Still, the people linking the two fields believe the "hard" science of the brain will someday offer fresh insights for the "soft" art of leadership. At Emory, researchers asked 16 executives to respond to PowerPoint slides about moral quandaries, such as acting on privileged information, while inside an MRI machine. They found that managers weighing ethical dilemmas use the part of their brain associated with early memories, which could mean moral thinking is formed early in life. This could indicate that sending leaders with an appetite for Enron-style accounting through ethics seminars will do little good, says Roderick Gilkey, a management and psychiatry professor who was part of the study.

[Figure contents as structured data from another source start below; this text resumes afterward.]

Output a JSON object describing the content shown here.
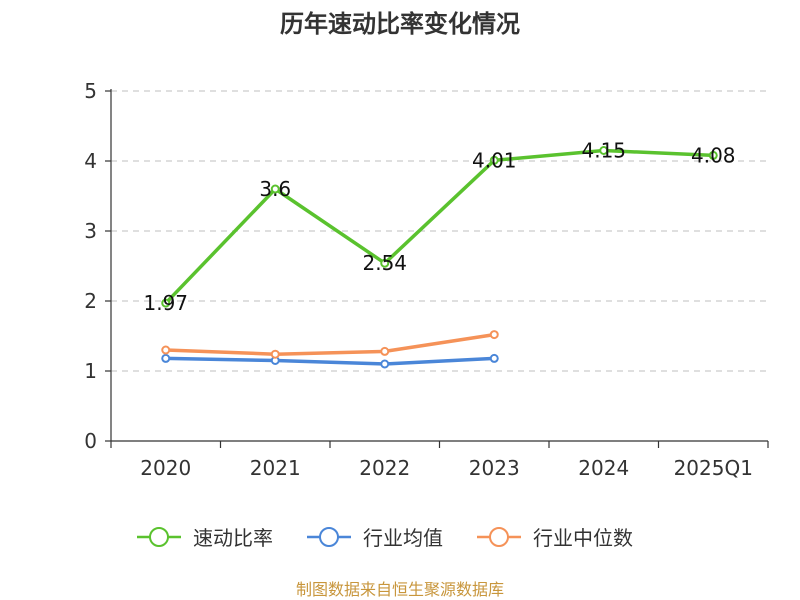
{
  "chart_data": {
    "type": "line",
    "title": "历年速动比率变化情况",
    "categories": [
      "2020",
      "2021",
      "2022",
      "2023",
      "2024",
      "2025Q1"
    ],
    "ylim": [
      0,
      5
    ],
    "yticks": [
      0,
      1,
      2,
      3,
      4,
      5
    ],
    "grid": true,
    "legend_position": "bottom",
    "series": [
      {
        "name": "速动比率",
        "color": "#5ac22e",
        "values": [
          1.97,
          3.6,
          2.54,
          4.01,
          4.15,
          4.08
        ],
        "show_labels": true
      },
      {
        "name": "行业均值",
        "color": "#4a86d8",
        "values": [
          1.18,
          1.15,
          1.1,
          1.18,
          null,
          null
        ],
        "show_labels": false
      },
      {
        "name": "行业中位数",
        "color": "#f59258",
        "values": [
          1.3,
          1.24,
          1.28,
          1.52,
          null,
          null
        ],
        "show_labels": false
      }
    ],
    "source_note": "制图数据来自恒生聚源数据库"
  }
}
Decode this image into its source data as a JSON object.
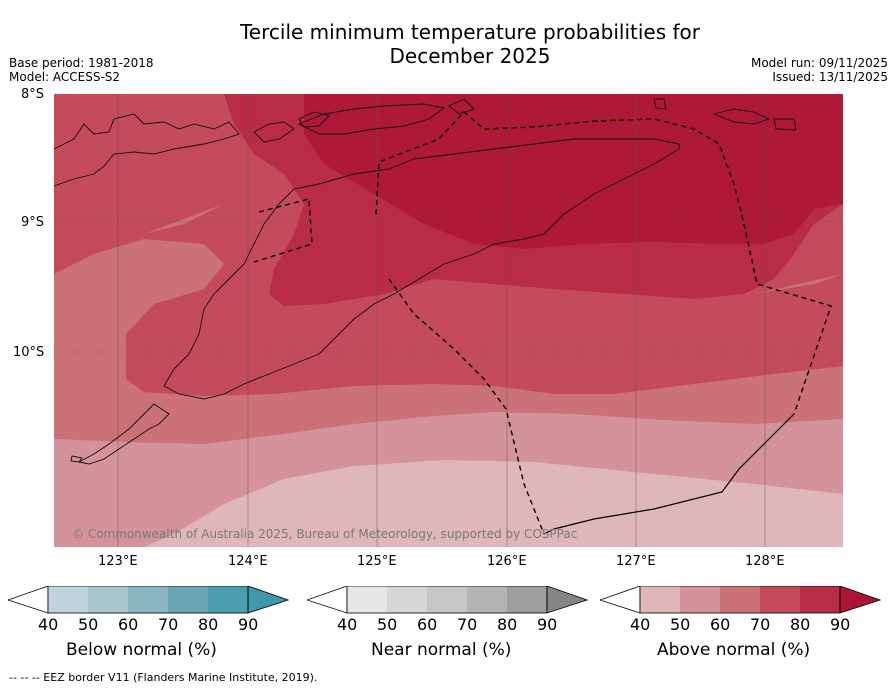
{
  "title_line1": "Tercile minimum temperature probabilities for",
  "title_line2": "December 2025",
  "base_period": "Base period: 1981-2018",
  "model": "Model: ACCESS-S2",
  "model_run": "Model run: 09/11/2025",
  "issued": "Issued: 13/11/2025",
  "lat_labels": [
    "8°S",
    "9°S",
    "10°S"
  ],
  "lon_labels": [
    "123°E",
    "124°E",
    "125°E",
    "126°E",
    "127°E",
    "128°E"
  ],
  "copyright": "© Commonwealth of Australia 2025, Bureau of Meteorology, supported by COSPPac",
  "colorbars": [
    {
      "label": "Below normal (%)",
      "ticks": [
        "40",
        "50",
        "60",
        "70",
        "80",
        "90"
      ],
      "colors": [
        "#bfd4da",
        "#a7c7cc",
        "#8ab7c0",
        "#6aa7b4",
        "#4a9eb0"
      ],
      "over_color": "#3f98ab"
    },
    {
      "label": "Near normal (%)",
      "ticks": [
        "40",
        "50",
        "60",
        "70",
        "80",
        "90"
      ],
      "colors": [
        "#e6e6e6",
        "#d6d6d6",
        "#c6c6c6",
        "#b3b3b3",
        "#9e9e9e"
      ],
      "over_color": "#858585"
    },
    {
      "label": "Above normal (%)",
      "ticks": [
        "40",
        "50",
        "60",
        "70",
        "80",
        "90"
      ],
      "colors": [
        "#dfb7bb",
        "#d4929a",
        "#cb7279",
        "#c34b5c",
        "#b92c47"
      ],
      "over_color": "#ab1636"
    }
  ],
  "footer": "--  --  -- EEZ border V11 (Flanders Marine Institute, 2019).",
  "map_colors": {
    "above_40": "#dfb7bb",
    "above_50": "#d4929a",
    "above_60": "#cb7279",
    "above_70": "#c34b5c",
    "above_80": "#b92c47",
    "above_90": "#ab1636"
  }
}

And in what they have dubbed "The Leadership Neuroscience Project," Pierre A. Balthazard and David A. Waldman, both at ASU's School of Global Management & Leadership, have used EEGs to monitor the brains of 44 business leaders while they discussed scenarios such as layoffs. Working with neuroscientists, they hope to eventually find patterns in effective leaders' EEGs and use the readings to supplement training. They also plan to have students in two new master's programs go through EEGs this fall.

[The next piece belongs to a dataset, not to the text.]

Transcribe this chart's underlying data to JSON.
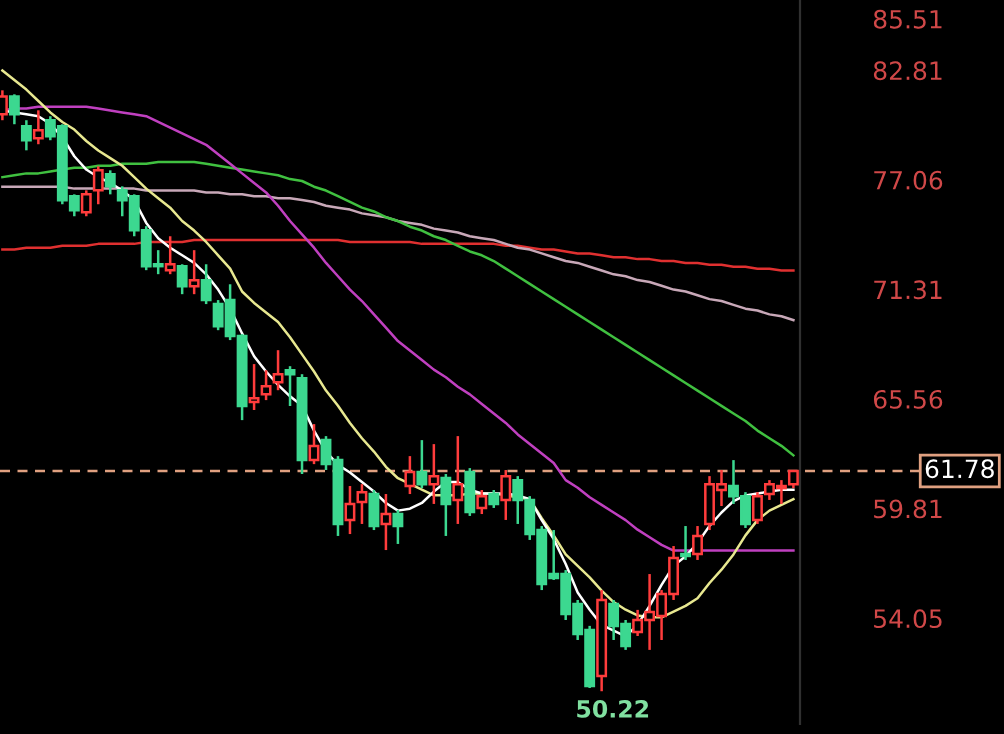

Rock and collaborator Jeffrey M. Schwartz, a research psychiatrist at the University of California at Los Angeles, have been taking a different tack, applying broader themes from neuroscience to leadership rather than trying to map individual managers' brains. One of their main ideas emphasizes that mindful, focused attention on new management practices, rather than on old habits, can rewire the brain. Such concepts have already attracted fans: McKinsey & Co. uses Schwartz's lingo in client workshops. "I think they're very leading edge," says Michael Rennie, a leader of the firm's Organization Practice. An article by the pair in Booz Allen Hamilton's Strategy + Business journal was the publication's most downloaded article last year.
Several companies have caught the neuroleadership bug, too, peppering training for managers with talk of their amygdalas and prefrontal cortexes. After attending the summit in Italy, Jim Merwin, Cargill's manager for learning design and development, says he is planning to use the duo's ideas in some of the $75 billion private company's training programs. And at American International Group's (AIG ) Retirement Services Div., Jim Smalley, director of training and leadership development, has been working with Rock to school managers. One insight: Focus on just three goals to "quiet all the background noise in the brain," says Smalley. The brain, they're reminded, can hold only a few ideas at a time in its working memory.

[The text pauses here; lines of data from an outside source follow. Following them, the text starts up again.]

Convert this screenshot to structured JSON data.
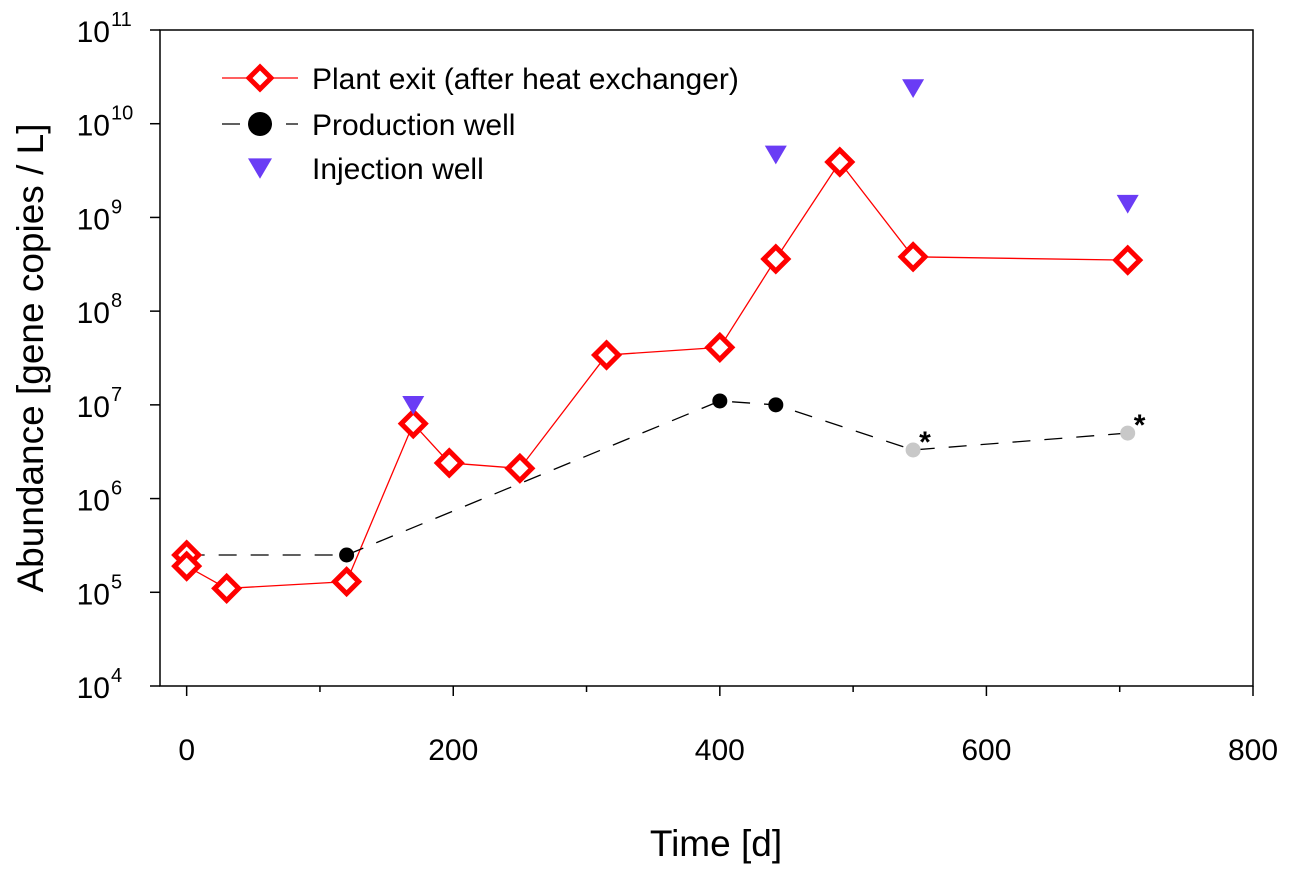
{
  "chart_data": {
    "type": "scatter",
    "title": "",
    "xlabel": "Time [d]",
    "ylabel": "Abundance [gene copies / L]",
    "xlim": [
      -20,
      800
    ],
    "ylim": [
      10000,
      100000000000
    ],
    "yscale": "log",
    "grid": false,
    "legend_position": "top-left",
    "x_ticks": [
      0,
      200,
      400,
      600,
      800
    ],
    "x_tick_labels": [
      "0",
      "200",
      "400",
      "600",
      "800"
    ],
    "y_ticks": [
      4,
      5,
      6,
      7,
      8,
      9,
      10,
      11
    ],
    "y_tick_labels": [
      {
        "base": "10",
        "exp": "4"
      },
      {
        "base": "10",
        "exp": "5"
      },
      {
        "base": "10",
        "exp": "6"
      },
      {
        "base": "10",
        "exp": "7"
      },
      {
        "base": "10",
        "exp": "8"
      },
      {
        "base": "10",
        "exp": "9"
      },
      {
        "base": "10",
        "exp": "10"
      },
      {
        "base": "10",
        "exp": "11"
      }
    ],
    "series": [
      {
        "name": "Plant exit (after heat exchanger)",
        "marker": "open-diamond",
        "line": "solid",
        "color": "#ff0000",
        "x": [
          0,
          0,
          30,
          120,
          170,
          197,
          250,
          315,
          400,
          442,
          490,
          545,
          706
        ],
        "y": [
          250000,
          190000,
          110000,
          130000,
          6300000,
          2400000,
          2100000,
          34000000,
          41000000,
          360000000,
          3900000000,
          380000000,
          350000000
        ]
      },
      {
        "name": "Production well",
        "marker": "filled-circle",
        "line": "dashed",
        "color": "#000000",
        "point_colors": [
          "#000000",
          "#000000",
          "#000000",
          "#000000",
          "#c8c8c8",
          "#c8c8c8"
        ],
        "x": [
          0,
          120,
          400,
          442,
          545,
          706
        ],
        "y": [
          250000,
          250000,
          11000000,
          10000000,
          3300000,
          5000000
        ]
      },
      {
        "name": "Injection well",
        "marker": "filled-triangle-down",
        "line": "none",
        "color": "#6a3cf5",
        "x": [
          170,
          442,
          545,
          706
        ],
        "y": [
          10000000,
          4700000000,
          24000000000,
          1400000000
        ]
      }
    ],
    "annotations": [
      {
        "text": "*",
        "x": 545,
        "y": 3300000
      },
      {
        "text": "*",
        "x": 706,
        "y": 5000000
      }
    ]
  }
}
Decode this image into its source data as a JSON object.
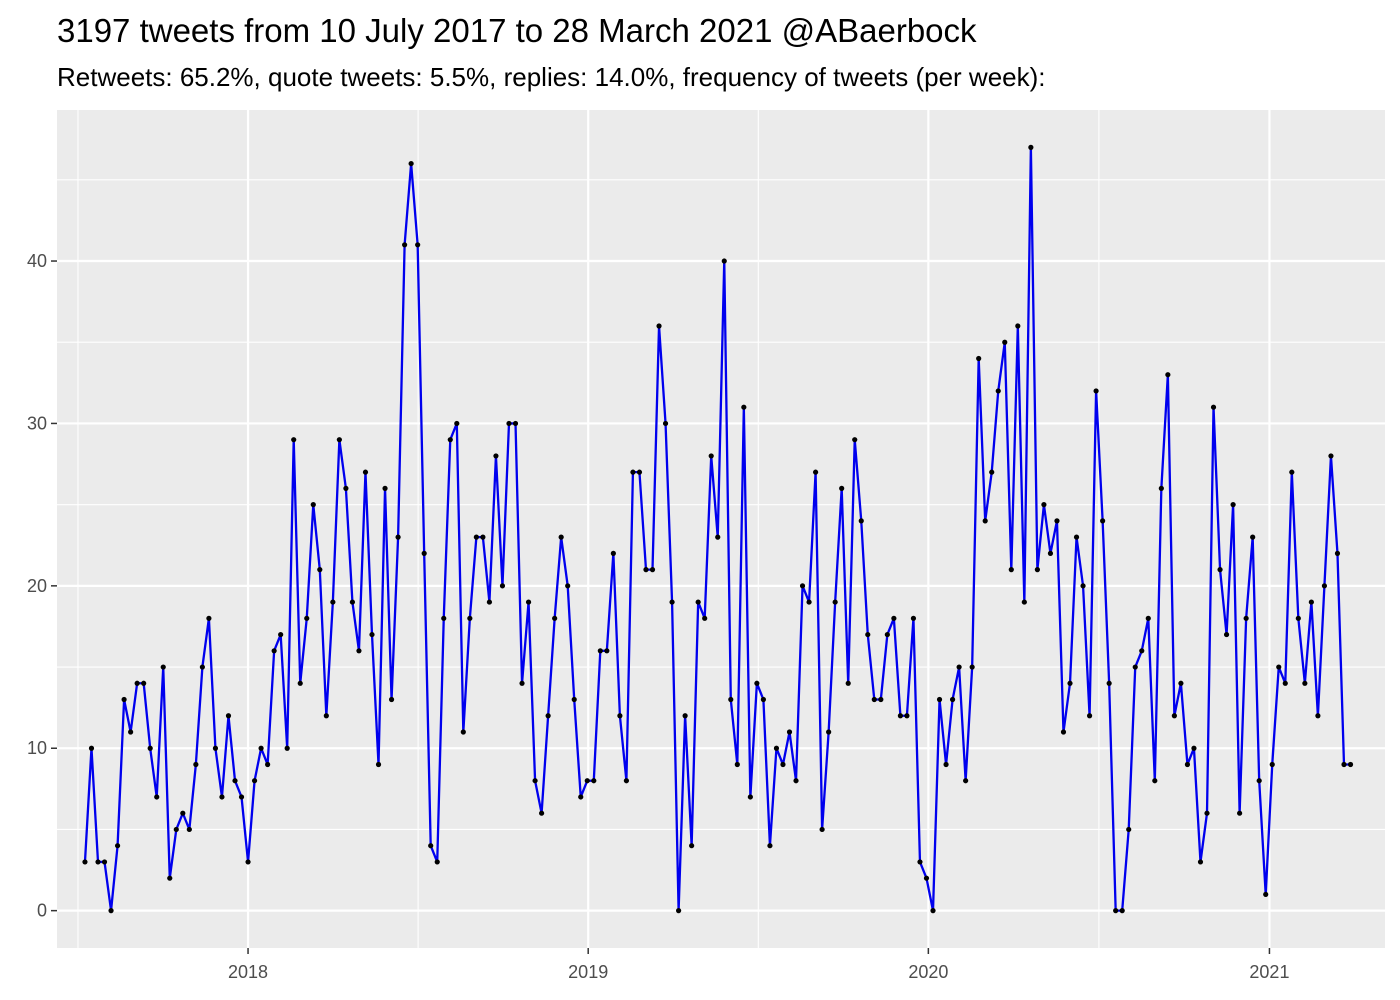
{
  "chart_data": {
    "type": "line",
    "title": "3197 tweets from 10 July 2017 to 28 March 2021 @ABaerbock",
    "subtitle": "Retweets: 65.2%, quote tweets: 5.5%, replies: 14.0%, frequency of tweets (per week):",
    "xlabel": "",
    "ylabel": "",
    "x_start": "2017-07-10",
    "x_step_days": 7,
    "xlim": [
      "2017-06-10",
      "2021-05-05"
    ],
    "ylim": [
      -2.3,
      49.3
    ],
    "x_ticks": [
      {
        "label": "2018",
        "date": "2018-01-01"
      },
      {
        "label": "2019",
        "date": "2019-01-01"
      },
      {
        "label": "2020",
        "date": "2020-01-01"
      },
      {
        "label": "2021",
        "date": "2021-01-01"
      }
    ],
    "y_ticks": [
      0,
      10,
      20,
      30,
      40
    ],
    "grid": true,
    "legend": "none",
    "series": [
      {
        "color": "#0000ee",
        "point_color": "#000000",
        "values": [
          3,
          10,
          3,
          3,
          0,
          4,
          13,
          11,
          14,
          14,
          10,
          7,
          15,
          2,
          5,
          6,
          5,
          9,
          15,
          18,
          10,
          7,
          12,
          8,
          7,
          3,
          8,
          10,
          9,
          16,
          17,
          10,
          29,
          14,
          18,
          25,
          21,
          12,
          19,
          29,
          26,
          19,
          16,
          27,
          17,
          9,
          26,
          13,
          23,
          41,
          46,
          41,
          22,
          4,
          3,
          18,
          29,
          30,
          11,
          18,
          23,
          23,
          19,
          28,
          20,
          30,
          30,
          14,
          19,
          8,
          6,
          12,
          18,
          23,
          20,
          13,
          7,
          8,
          8,
          16,
          16,
          22,
          12,
          8,
          27,
          27,
          21,
          21,
          36,
          30,
          19,
          0,
          12,
          4,
          19,
          18,
          28,
          23,
          40,
          13,
          9,
          31,
          7,
          14,
          13,
          4,
          10,
          9,
          11,
          8,
          20,
          19,
          27,
          5,
          11,
          19,
          26,
          14,
          29,
          24,
          17,
          13,
          13,
          17,
          18,
          12,
          12,
          18,
          3,
          2,
          0,
          13,
          9,
          13,
          15,
          8,
          15,
          34,
          24,
          27,
          32,
          35,
          21,
          36,
          19,
          47,
          21,
          25,
          22,
          24,
          11,
          14,
          23,
          20,
          12,
          32,
          24,
          14,
          0,
          0,
          5,
          15,
          16,
          18,
          8,
          26,
          33,
          12,
          14,
          9,
          10,
          3,
          6,
          31,
          21,
          17,
          25,
          6,
          18,
          23,
          8,
          1,
          9,
          15,
          14,
          27,
          18,
          14,
          19,
          12,
          20,
          28,
          22,
          9,
          9
        ]
      }
    ]
  }
}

If such concepts strike you as familiar management axioms, you aren't alone. USC's Bennis found Rock and Schwartz's article to be "filled with banalities" about leadership. And some summit attendees intrigued by neuroscience's promise for business were turned off by what they saw as Rock's attempts to carve out his own brain-based consulting niche. Rock says business leaders are drawn to scientific explanations; Schwartz says he hopes managers will be receptive to his attempts "to create a new language for self-awareness."
Some, including a handful of managers at AIG, Cargill, and elsewhere already are. Executives have long turned to other fields to give them a new vocabulary to speak about change. "When you start talking about things like behavior change and psychology," says McKinsey's Rennie, "[executives'] eyes glaze over. What helps them change their behavior is a cognitive frame." And whenever they're ready, Rock will surely be happy to sell them one.